Evrende, “normal yoldan gidildiğinde” birbirinden yüz milyarlarca kilometre uzaklıktaki iki nokta arasında, bir “solucanın” toprak içinde açtığı “minik tünellere” benzer “kestirme yollar” varsayılıyor. “Işık hızıyla giden (!)” uzay gemilerinin bile binlerce yılda katedeceği bir mesafe, “kestirme yol” kullanılırsa eğer, “birkaç saniye içinde” geçmenin mümkün olduğu öngörülüyor. Tabii ki de, “bu yoldan geçmek” normal fizik kuralları içinde mümkün olamıyor. Çünkü bu “tüneller”, uzay gemilerinin (!) geçişine uygun büyüklük ve yapıda değil, oysa, uzay gemilerinin (!) geçişi için, tünel ağzının en az “100 bin km. genişliğinde” olması gerekiyor deniliyor.

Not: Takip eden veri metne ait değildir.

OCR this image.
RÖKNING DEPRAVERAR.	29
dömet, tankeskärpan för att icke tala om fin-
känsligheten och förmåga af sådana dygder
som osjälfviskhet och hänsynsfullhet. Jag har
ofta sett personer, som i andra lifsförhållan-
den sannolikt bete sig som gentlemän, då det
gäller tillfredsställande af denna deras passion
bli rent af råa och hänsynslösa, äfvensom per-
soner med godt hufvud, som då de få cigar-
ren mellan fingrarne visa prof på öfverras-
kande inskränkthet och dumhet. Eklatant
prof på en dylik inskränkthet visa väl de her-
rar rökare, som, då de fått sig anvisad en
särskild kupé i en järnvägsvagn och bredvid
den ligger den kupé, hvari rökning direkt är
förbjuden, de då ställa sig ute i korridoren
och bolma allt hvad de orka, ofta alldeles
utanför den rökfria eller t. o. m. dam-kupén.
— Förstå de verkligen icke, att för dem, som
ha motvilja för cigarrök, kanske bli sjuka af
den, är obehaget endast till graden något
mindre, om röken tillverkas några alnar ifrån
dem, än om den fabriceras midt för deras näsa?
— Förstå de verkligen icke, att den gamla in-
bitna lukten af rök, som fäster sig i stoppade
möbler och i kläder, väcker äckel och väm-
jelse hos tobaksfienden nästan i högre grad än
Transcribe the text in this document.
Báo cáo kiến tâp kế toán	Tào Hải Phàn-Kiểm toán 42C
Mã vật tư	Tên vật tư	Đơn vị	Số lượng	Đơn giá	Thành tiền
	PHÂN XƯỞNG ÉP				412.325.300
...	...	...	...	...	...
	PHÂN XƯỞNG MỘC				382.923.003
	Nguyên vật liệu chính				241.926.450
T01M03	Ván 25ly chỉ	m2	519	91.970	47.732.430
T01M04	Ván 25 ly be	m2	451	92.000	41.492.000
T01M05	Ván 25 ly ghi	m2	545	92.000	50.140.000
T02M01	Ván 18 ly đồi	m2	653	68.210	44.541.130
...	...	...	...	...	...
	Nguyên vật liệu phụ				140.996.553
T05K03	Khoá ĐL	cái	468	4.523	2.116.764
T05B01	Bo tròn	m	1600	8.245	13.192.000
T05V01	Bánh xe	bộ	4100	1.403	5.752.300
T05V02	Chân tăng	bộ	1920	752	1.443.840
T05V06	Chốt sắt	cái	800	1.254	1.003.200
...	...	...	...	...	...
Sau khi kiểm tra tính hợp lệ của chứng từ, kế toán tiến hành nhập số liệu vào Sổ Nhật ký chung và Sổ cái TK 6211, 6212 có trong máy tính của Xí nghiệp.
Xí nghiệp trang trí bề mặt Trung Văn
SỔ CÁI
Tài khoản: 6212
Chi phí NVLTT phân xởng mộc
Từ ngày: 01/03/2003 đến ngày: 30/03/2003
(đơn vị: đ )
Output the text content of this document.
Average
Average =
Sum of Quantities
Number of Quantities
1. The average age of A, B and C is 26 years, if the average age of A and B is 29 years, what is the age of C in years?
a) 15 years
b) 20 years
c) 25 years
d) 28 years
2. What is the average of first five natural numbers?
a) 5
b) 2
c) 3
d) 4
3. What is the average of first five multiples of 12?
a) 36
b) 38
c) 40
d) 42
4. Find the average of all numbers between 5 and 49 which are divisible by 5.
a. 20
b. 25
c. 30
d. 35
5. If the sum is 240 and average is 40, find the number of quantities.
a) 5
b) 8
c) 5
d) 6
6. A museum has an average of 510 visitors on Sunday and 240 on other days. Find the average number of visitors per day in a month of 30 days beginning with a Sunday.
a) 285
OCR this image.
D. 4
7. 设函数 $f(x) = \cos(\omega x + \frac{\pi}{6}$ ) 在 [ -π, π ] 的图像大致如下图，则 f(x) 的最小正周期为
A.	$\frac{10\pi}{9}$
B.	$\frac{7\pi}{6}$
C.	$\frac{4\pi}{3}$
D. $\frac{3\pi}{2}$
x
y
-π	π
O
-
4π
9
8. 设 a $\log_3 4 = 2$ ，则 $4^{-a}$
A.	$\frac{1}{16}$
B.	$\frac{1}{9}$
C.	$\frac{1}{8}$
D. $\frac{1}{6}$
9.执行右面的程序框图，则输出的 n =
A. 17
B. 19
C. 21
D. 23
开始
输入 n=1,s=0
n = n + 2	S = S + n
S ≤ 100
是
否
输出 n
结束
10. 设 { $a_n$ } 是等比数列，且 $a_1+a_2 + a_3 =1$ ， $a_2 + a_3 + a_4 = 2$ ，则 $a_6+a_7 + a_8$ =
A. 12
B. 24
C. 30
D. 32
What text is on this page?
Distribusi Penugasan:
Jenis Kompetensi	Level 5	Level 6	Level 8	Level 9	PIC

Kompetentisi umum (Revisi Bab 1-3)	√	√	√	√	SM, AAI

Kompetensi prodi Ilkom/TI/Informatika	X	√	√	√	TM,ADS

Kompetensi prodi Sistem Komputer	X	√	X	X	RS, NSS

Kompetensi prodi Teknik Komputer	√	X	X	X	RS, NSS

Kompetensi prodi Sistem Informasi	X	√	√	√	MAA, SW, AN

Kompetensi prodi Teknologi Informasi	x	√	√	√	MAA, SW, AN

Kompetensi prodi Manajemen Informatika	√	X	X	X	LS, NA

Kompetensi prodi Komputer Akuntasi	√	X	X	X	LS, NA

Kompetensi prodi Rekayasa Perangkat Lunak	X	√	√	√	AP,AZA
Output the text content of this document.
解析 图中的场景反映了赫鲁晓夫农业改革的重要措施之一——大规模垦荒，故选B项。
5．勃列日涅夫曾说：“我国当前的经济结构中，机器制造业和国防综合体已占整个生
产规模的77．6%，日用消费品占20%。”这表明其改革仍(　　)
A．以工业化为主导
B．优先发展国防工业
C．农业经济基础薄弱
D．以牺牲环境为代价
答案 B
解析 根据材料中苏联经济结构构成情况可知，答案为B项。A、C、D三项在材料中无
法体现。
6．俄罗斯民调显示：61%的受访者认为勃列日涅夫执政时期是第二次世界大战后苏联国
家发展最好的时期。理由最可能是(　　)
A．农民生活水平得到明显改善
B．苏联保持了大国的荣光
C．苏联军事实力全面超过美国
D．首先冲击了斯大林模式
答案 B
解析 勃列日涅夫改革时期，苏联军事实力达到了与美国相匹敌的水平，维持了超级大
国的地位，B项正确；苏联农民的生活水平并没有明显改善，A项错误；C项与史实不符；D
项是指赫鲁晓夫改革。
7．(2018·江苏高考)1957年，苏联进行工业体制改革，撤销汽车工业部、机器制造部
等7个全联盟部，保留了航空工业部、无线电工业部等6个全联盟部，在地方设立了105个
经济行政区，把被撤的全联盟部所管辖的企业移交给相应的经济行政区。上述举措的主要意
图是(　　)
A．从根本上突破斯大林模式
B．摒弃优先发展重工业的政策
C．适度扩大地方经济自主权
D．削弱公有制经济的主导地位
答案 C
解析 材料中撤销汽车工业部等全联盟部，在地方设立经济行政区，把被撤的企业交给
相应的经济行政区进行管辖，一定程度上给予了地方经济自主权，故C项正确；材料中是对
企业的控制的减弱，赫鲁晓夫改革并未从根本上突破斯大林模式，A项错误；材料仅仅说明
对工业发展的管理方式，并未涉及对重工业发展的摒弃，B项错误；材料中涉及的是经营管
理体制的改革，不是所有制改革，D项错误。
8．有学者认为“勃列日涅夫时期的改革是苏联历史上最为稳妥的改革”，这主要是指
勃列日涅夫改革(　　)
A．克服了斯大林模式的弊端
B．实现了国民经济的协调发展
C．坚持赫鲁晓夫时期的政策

İşte, “anti madde” bu noktada işe yarıyor. Hem “tünel genişletilecek” hem de “geçidin yapısı” sağlamlaştırılacak. Ancak bu yolla yıldızlar arası seyahat ya da “zaman içinde yolculuk” mümkün olur öngörüsü yapılıyor (2).

Tekerlikli  sandalyede oturuşu ve bir bilgisayar aracılığıyla konuşması ile de ünlü, İngiliz fizikçi, kozmolog, Stephan Hawking; “Zamana taktım kafayı. Bir zaman makinem olsaydı…kozmik hikâyemizin nasıl sona erdiğini bulmak için evrenin sonuna yolculuk yapardım. Bunun nasıl mümkün olabileceğini anlamak için zamana…bakmamız…dört boyutlu olarak…bütün fiziksel nesnelerin…üç boyutlu…Her şeyin bir genişliği, bir yüksekliği ve bir de uzunluğu vardır. Fakat başka tür bir uzunluk da var, zaman içinde bir uzunluk.…Her şeyin uzayda olduğu kadar zamanda da bir uzunluğu var. Zamanda yolculuk, bu dört boyutun içinden yolculuk etmek demek.” diyor (3). Geçmişe değil de, “geleceğe kapı” açılabileceğine göre, “zamanda yolculuğun”, geleceğe açılan “kapılarla” nasıl mümkün olacağını düşünmeye çalışalım…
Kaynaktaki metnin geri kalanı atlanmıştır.